Talebeler, talebelerimiz...

Lâmbaları bozuk, kapıları kırık, duvarları dökülmüş de olsa; onlar okul koridorlarımızı gülücüklerinden uçuşan şualarla aydınlatırlar daima. Kuvvetimizin, kudretimizin, yaşama arzumuzun ümit çiçeğidir talebe. Her ne kadar ilme, öğrenmeye nazla yaklaşmış; okumadan, araştırmadan, ödevden, gayret ve mücadeleden, ellerinde olmadan, yılgınlık göstermişseler de kalblerimizin kahramanıdır talebeler.

Milletin sinesinde açan sabır ve ümit çiçeğidir her talebe. Bin bir kokunun, rengârenk çiçeklerin, nihayetsiz hayallerin adıdır o. Sabırla yoğrulur, ümitle, gayretle pişirilir ateşte. "Bir nabız ahengiyle adım adım, günbegün şekillenir muallimin elinde. Çizgi çizgi, kalem kalem, renk renk, doldurulur gönül defteri; yağmur yağmur, buğu buğu bilgi şebnemleri çağlar zihinlerinde. Parmakları sabır dokur ilmek ilmek, dirsekleri nasırlaşır gecelerin koynunda."

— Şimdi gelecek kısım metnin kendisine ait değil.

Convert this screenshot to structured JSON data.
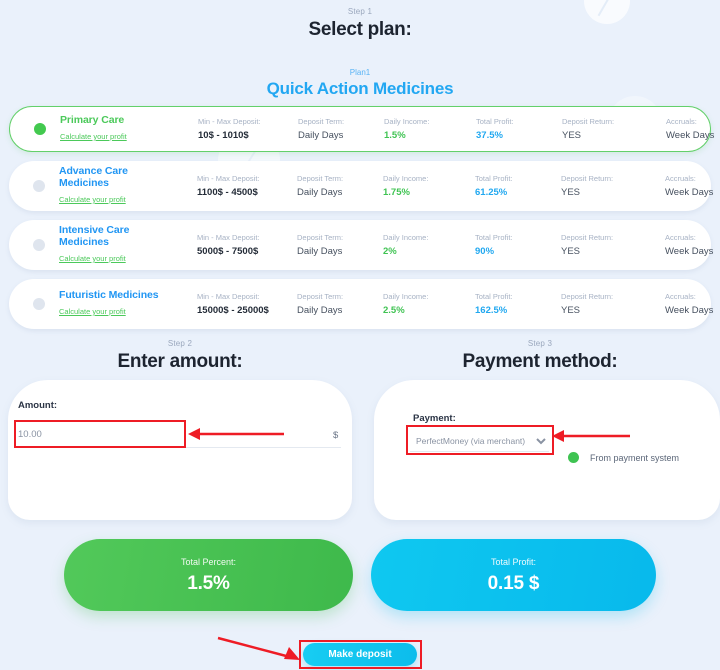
{
  "steps": {
    "step1": {
      "kicker": "Step 1",
      "title": "Select plan:"
    },
    "step2": {
      "kicker": "Step 2",
      "title": "Enter amount:"
    },
    "step3": {
      "kicker": "Step 3",
      "title": "Payment method:"
    }
  },
  "plan_group": {
    "kicker": "Plan1",
    "title": "Quick Action Medicines"
  },
  "columns": {
    "deposit": "Min - Max Deposit:",
    "term": "Deposit Term:",
    "income": "Daily Income:",
    "profit": "Total Profit:",
    "return": "Deposit Return:",
    "accruals": "Accruals:"
  },
  "calc_link": "Calculate your profit",
  "plans": [
    {
      "name": "Primary Care",
      "deposit": "10$ - 1010$",
      "term": "Daily Days",
      "income": "1.5%",
      "profit": "37.5%",
      "return": "YES",
      "accruals": "Week Days",
      "selected": true
    },
    {
      "name": "Advance Care Medicines",
      "deposit": "1100$ - 4500$",
      "term": "Daily Days",
      "income": "1.75%",
      "profit": "61.25%",
      "return": "YES",
      "accruals": "Week Days",
      "selected": false
    },
    {
      "name": "Intensive Care Medicines",
      "deposit": "5000$ - 7500$",
      "term": "Daily Days",
      "income": "2%",
      "profit": "90%",
      "return": "YES",
      "accruals": "Week Days",
      "selected": false
    },
    {
      "name": "Futuristic Medicines",
      "deposit": "15000$ - 25000$",
      "term": "Daily Days",
      "income": "2.5%",
      "profit": "162.5%",
      "return": "YES",
      "accruals": "Week Days",
      "selected": false
    }
  ],
  "amount": {
    "label": "Amount:",
    "value": "10.00",
    "placeholder": "10.00",
    "currency": "$"
  },
  "payment": {
    "label": "Payment:",
    "selected": "PerfectMoney (via merchant)",
    "options": [
      "PerfectMoney (via merchant)"
    ],
    "note": "From payment system",
    "note_dot_color": "#3fc352"
  },
  "results": {
    "percent": {
      "caption": "Total Percent:",
      "value": "1.5%",
      "color": "#43c253"
    },
    "profit": {
      "caption": "Total Profit:",
      "value": "0.15 $",
      "color": "#0cc2ef"
    }
  },
  "deposit_button": {
    "label": "Make deposit"
  },
  "annotation_color": "#ee1c25"
}
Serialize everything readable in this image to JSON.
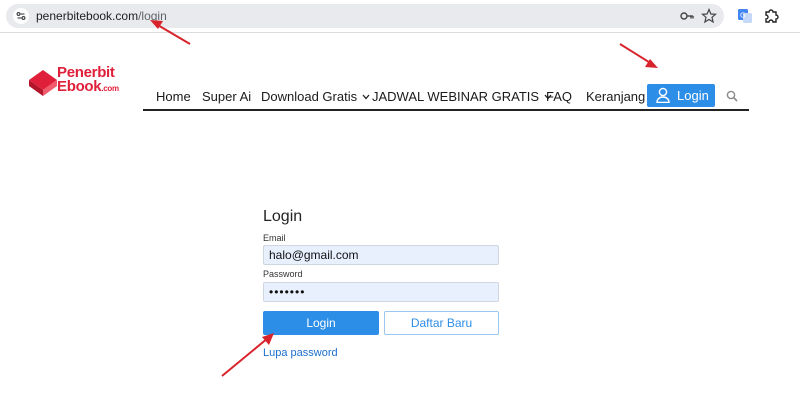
{
  "browser": {
    "url_host": "penerbitebook.com",
    "url_path": "/login",
    "icons": [
      "site-info-icon",
      "key-icon",
      "star-icon",
      "translate-icon",
      "extensions-icon"
    ]
  },
  "logo": {
    "line1": "Penerbit",
    "line2": "Ebook",
    "suffix": ".com"
  },
  "nav": {
    "items": [
      {
        "label": "Home"
      },
      {
        "label": "Super Ai"
      },
      {
        "label": "Download Gratis",
        "dropdown": true
      },
      {
        "label": "JADWAL WEBINAR GRATIS",
        "dropdown": true
      },
      {
        "label": "FAQ"
      },
      {
        "label": "Keranjang"
      }
    ],
    "login_label": "Login",
    "search_icon": "search-icon"
  },
  "form": {
    "title": "Login",
    "email_label": "Email",
    "email_value": "halo@gmail.com",
    "password_label": "Password",
    "password_value": "•••••••",
    "login_button": "Login",
    "register_button": "Daftar Baru",
    "forgot_link": "Lupa password"
  },
  "colors": {
    "accent": "#2d8ee8",
    "brand": "#e0203a",
    "annotation_arrow": "#d9232b",
    "autofill_bg": "#e8f0fe"
  }
}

Görülesi en güzel rüyadır muallimin nazarında talebe. Zulmet yurdunda ışık, cehalet dehlizlerinde aydınlık; kış memleketlerinde bahar, gül bahçesinde ıtır; sayfa üstüne sayfa, ümit üstüne ümit...

İşte yine bu kırık dökük düşünce ve hislerle karşınıza çıkıvermiştim o gün. Sınıfa girerken etrafımdaki nesnelerin farkında değildim aslında. Bir niyazım vardı Mevlâ'dan ve dilimde şu münacaat: "Rabbim bizi mahcup etme."

"Günaydın, merhaba." her zaman biz öğretmenlerin can simidi olmuştur. Evet, benim de imdadıma yetişen bu kelimeler olmuştu.

"Günaydın arkadaşlar, nasılsınız?" Bu cümle kaç öğretmenin dudağından süzülerek kaç sınıfın, dershanenin duvarında aksi sedalar yapmış ve buradan kaç ruha sessiz bir seyyale hâlinde akıvermişti bilinmez... Ve karşımda ürpertili sesler topluluğu: "Sağol!"

Sınıfta çıt yok. Şimdi beni bekliyorsunuz. Gözleriniz pür-dikkat beni izlemekte. Bu durumda ne söylenir ki.

- Merhaba sevgili arkadaşlar. Ben, öğretmenim. Öğretmeniniz. Adım...

Tanışma faslının ardından artık yüzlerinizi, sınıfınızı, renkleri ve sesleri seçebiliyorum. Kapının girişinde solda üç sıra arka arkaya: Burası erkeklerin mekânı... Ortada erkek ve kızlardan oluşan üçlü bir sıra silsilesi daha... Sağda, öğretmen masasının önünde ve pencerenin aydınlığı altında -dört sıra hâlinde- gülümseyen suretler... Erkeklerin yüzünde mahcubiyetten öte ne olacak, "nasıl biridir" merakı; kızlarda nereden geldiği belli olmayan bir duygunun ürpertisi. Bu esnada, sınıfımıza kazara bir serçe dalıverse biz ondan daha çok korkacağız.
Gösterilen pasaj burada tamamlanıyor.